Tough Men
Für dieses Konzert gilt: Wer nicht dabei war, hatte was verpasst. Nicht nur wegen des hervorragenden Spiels von Peter Massink & Truc de Kezzek wegen, sondern weil dieser Abend noch aus einem anderen Grund einmalig war. Es war diese Stimmung, das Geben und Nehmen von Musikern und Publikum. Zu Beginn entschuldigte sich der Saxofon und Querflöte spielende Niederländer Massink fast bei den zahlreich erschienenen Zuhörern: „Erschrecken Sie nicht, das ist auf der 12-Ton-Musik aufgebaut.“ Und er sprach ihnen quasi Mut zu, als er anfügte „Das geht alle Mal noch“.

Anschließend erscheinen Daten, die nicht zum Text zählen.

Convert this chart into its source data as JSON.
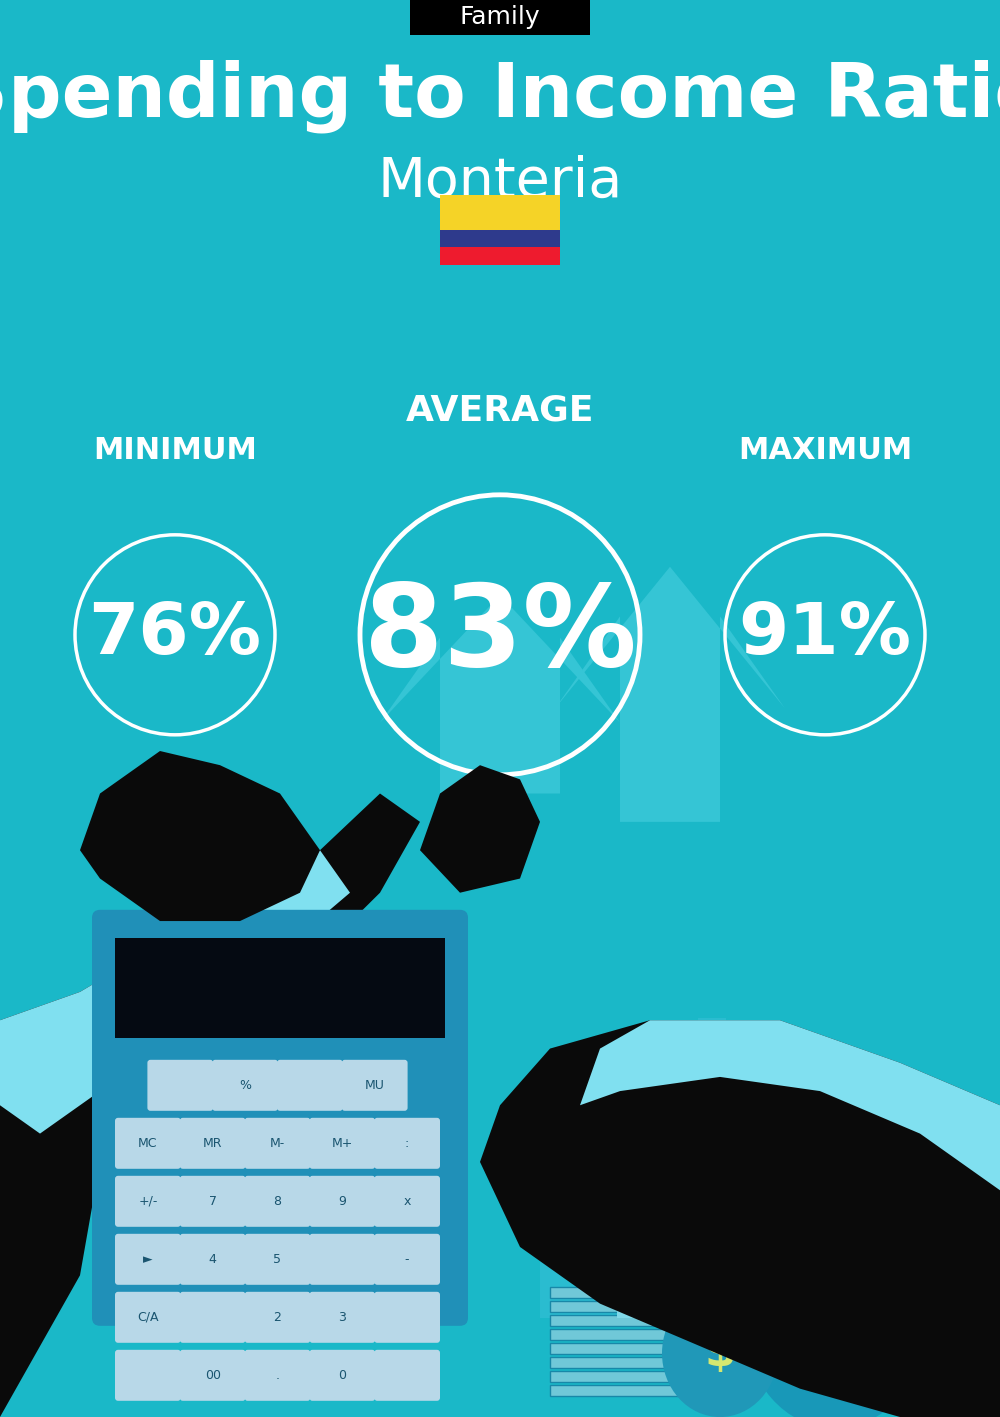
{
  "bg_color": "#1ab8c8",
  "title_tag": "Family",
  "title_tag_bg": "#000000",
  "title_tag_color": "#ffffff",
  "main_title": "Spending to Income Ratio",
  "subtitle": "Monteria",
  "min_label": "MINIMUM",
  "avg_label": "AVERAGE",
  "max_label": "MAXIMUM",
  "min_value": "76%",
  "avg_value": "83%",
  "max_value": "91%",
  "circle_color": "#ffffff",
  "text_color": "#ffffff",
  "flag_yellow": "#f5d327",
  "flag_blue": "#2e3a8c",
  "flag_red": "#ee1b2e",
  "fig_width": 10.0,
  "fig_height": 14.17,
  "dpi": 100
}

Atonale Musik, da hat der ruhige und überaus sympathische Massink recht, ist kein Kassenschlager, da werden keine Gassenhauer oder Ohrwürmer produziert. Doch, auch da kann man ihm nur zustimmen, mit den Skandal-Aufführungen Schoenbergs, von Weberns oder Alban Bergs Anfang des letzten Jahrhunderts, haben weder die Kompositionen von Peter Massink und erst recht nicht die, von Tuba-Spieler Ali Angerer etwas gemein. Zum einen haben sich die, für uns gewohnten und in Moll und Dur geordneten Tonkonzepte schon seit Langem im Bebop und in der Filmmusik aufgelöst, zum anderen ist Massinks Ansatz ein anderer: er will Farbe und Rhythmus sowie „Nachvollziehbares“ in seine Kompositionen reinbringen.
Und in der Tat hat das Programm Nachvollziehbares. Die Stücke haben narrativen Charakter, wobei das Erzählen eher prosaisch als lyrisch zu nennen ist. Und das Publikum kann und will ihnen folgen – schon bei „Strawling down the 5th Avenue“ regt sich erster, wenn auch zaghafter Zwischenapplaus. Die Stücke wirken bei aller Komplexität und Raffinesse mit der Zeit immer logischer. Es sind im wahrsten Sinne feine Kompositionen, die auch bei zunehmender Virtuosität und Dynamik nicht haltlos oder ausufernd werden. Ewald Zach am Schlagzeug und „Barney“ Girlinger, Trompete und Flügelhorn, wirken wie die anderen beiden Mitstreiter sehr konzentriert, der Blick meist auf das Notenblatt gerichtet. Für Peter Massink ist es die Traumband, mit er seine, „in der Einsamkeit“ geschriebenen Stücke, zu Gehör bringen kann.
Dem kann man nur zustimmen, denn was da aus dem Blech gezaubert wird ist sensationell! Da werden alle Facetten und alle Möglichkeiten ausgeschöpft, da schnaubt es, schnarrt es, prustet und quietsch es schon mal aus den Schalltrichtern. Doch nie um des Effektes willen, sondern stets im Dienste der Story, die erzählt wird. Egal ob es sich um Geisterschiffe, weiche Hühnchen, neue Wahrnehmungen, Donauwalzer oder „Songs from the Past“ handelt, die Geschichte ist greifbar, die Musik wird zum inneren Bild, ein Film läuft ab. Was für das Blech gilt, stimmt ebenso fürs Schlagwerk: Unglaublich wie Ewald Zach, dessen Initialen die Basstrommel zieren, den, oder besser gesagt, die Rhythmen in Massinks und Angerers Stücke bringt. Dass man bei atonaler Musik nicht mit festen Betonungsmustern wie im Walzer, Pop oder Swing rechnen kann war klar. Aber diese Überlagerungen, dieses Dagegen- und doch Zusammenhalten!
Kurz vor der ersten Pause bedankt sich Peter Massink für die Einladung durch die Jazzfreunde und dafür, dass die Musik „so warm aufgenommen“ wurde. Am Ende wirkt er glücklich darüber, dass der Abend trotz des Gegen-den-Strom-Schwimmens und der schweren 12-Ton-Verdächtigkeit, so gelungen war. Er entließ das Publikum nach einem kurzen Wiegenlied – fast möchte man sagen, befreit aus dem engen Korsett der Tonalität – in die Straubinger Freitagnacht.